Boletim do Sefras - Como co-fundador do Cefran, você poderia relembrar o nascimento desta obra?
Betinho
- O Cefran era um projeto novo, quase um piloto no Brasil, pois tinha uma peculiaridade que o diferenciava dos demais, que até então atendiam pessoas vivendo com Aids, como aquele de dava apoio jurídico, ou o que dava só assistência social, o que oferecia cesta básica, medicamentos ou era uma casa de apoio para quem não tinha moradia. O Cefran, não. Ele nasce com uma nova proposta de luta contra a Aids, no momento em que a doença no Brasil passava pela fase mais crítica e que chamávamos de "Holocausto da Aids". Não existiam drogas, não existia tratamento e as pessoas morriam muito rapidamente. Em quatro ou cinco meses de descoberta da doença, vinha todo aquele processo de degradação física e, em seguida, o óbito. E a proposta iluminada que Frei Reynaldo teve foi essa de criar um Centro de promoção do indivíduo em três dimensões: corpo, mente e espírito. Na época, sem os medicamentos, tinha-se de buscar uma forma de viver com as ferramentas disponíveis, buscando o equilíbrio nas três dimensões. Na época, o projeto foi apresentado ao nosso provincial Frei Estêvão (Ottenbreit) - o Frei Caetano (Ferrari) era o vice e Fr. Augusto Koenig, hoje ministro provincial, era o guardião do Convento - e Frei Reynaldo me perguntou se voltaria para São Paulo - eu estava trabalhando e Santos - se o projeto fosse aprovado. Disse que sim.
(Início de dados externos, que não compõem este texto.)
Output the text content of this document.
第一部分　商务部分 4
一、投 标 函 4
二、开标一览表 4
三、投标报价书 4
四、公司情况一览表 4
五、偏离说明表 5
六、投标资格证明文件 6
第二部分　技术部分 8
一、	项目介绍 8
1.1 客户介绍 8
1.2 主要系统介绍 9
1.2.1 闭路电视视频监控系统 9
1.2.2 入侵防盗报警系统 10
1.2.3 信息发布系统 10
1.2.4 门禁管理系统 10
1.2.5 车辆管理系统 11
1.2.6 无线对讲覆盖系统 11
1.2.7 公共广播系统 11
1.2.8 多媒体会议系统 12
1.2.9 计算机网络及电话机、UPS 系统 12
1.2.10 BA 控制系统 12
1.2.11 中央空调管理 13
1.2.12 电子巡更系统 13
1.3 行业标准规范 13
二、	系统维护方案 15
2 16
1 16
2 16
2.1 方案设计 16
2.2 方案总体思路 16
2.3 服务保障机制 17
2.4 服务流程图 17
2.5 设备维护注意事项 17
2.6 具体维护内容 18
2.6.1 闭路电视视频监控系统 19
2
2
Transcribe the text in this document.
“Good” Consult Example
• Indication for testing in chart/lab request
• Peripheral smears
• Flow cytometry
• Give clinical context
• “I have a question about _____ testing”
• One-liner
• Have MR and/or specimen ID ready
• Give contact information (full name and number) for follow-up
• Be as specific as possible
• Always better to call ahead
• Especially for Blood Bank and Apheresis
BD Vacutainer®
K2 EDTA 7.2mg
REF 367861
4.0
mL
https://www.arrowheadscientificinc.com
Boletim do Sefras - E o projeto foi aprovado?
Betinho
- Foi aprovado e eu cheguei aqui no começo de agosto. No primeiro momento, a gente foi trabalhar onde era o Porta Aberta. Ficamos com duas salas e fomos em busca de recursos. No dia 3 de setembro de 1994 tivemos uma bela missa de inauguração. Me lembro que distribuímos rosas para toda a Igreja, que estava muito lotada. Nós divulgamos bem. A gente chamou de a "Missa de Saúde dos Enfermos". Ela tinha uma visão mais ampla: não era só para a Aids. Todos que estavam doentes vieram e foram ungidos com óleo. Ali nascia o Cefran. Me lembro de um dado muito interessante. Quando eu e o frei Reynaldo abrimos a porta do porão - hoje é a hospedaria -, estava tudo escuro, nada funcionava. Só havia uma salinha que funcionava como depósito do Pró-Vocações. Quando entramos naquela escuridão, olhamos para a cara de um do outro e perguntamos: "por onde que a gente começa?". Só tínhamos um papel na mão aprovado. Vamos começar pelo básico: cada um pegou uma vassoura e começamos a limpar. A gente tinha um sonho e precisava materializar esse sonho.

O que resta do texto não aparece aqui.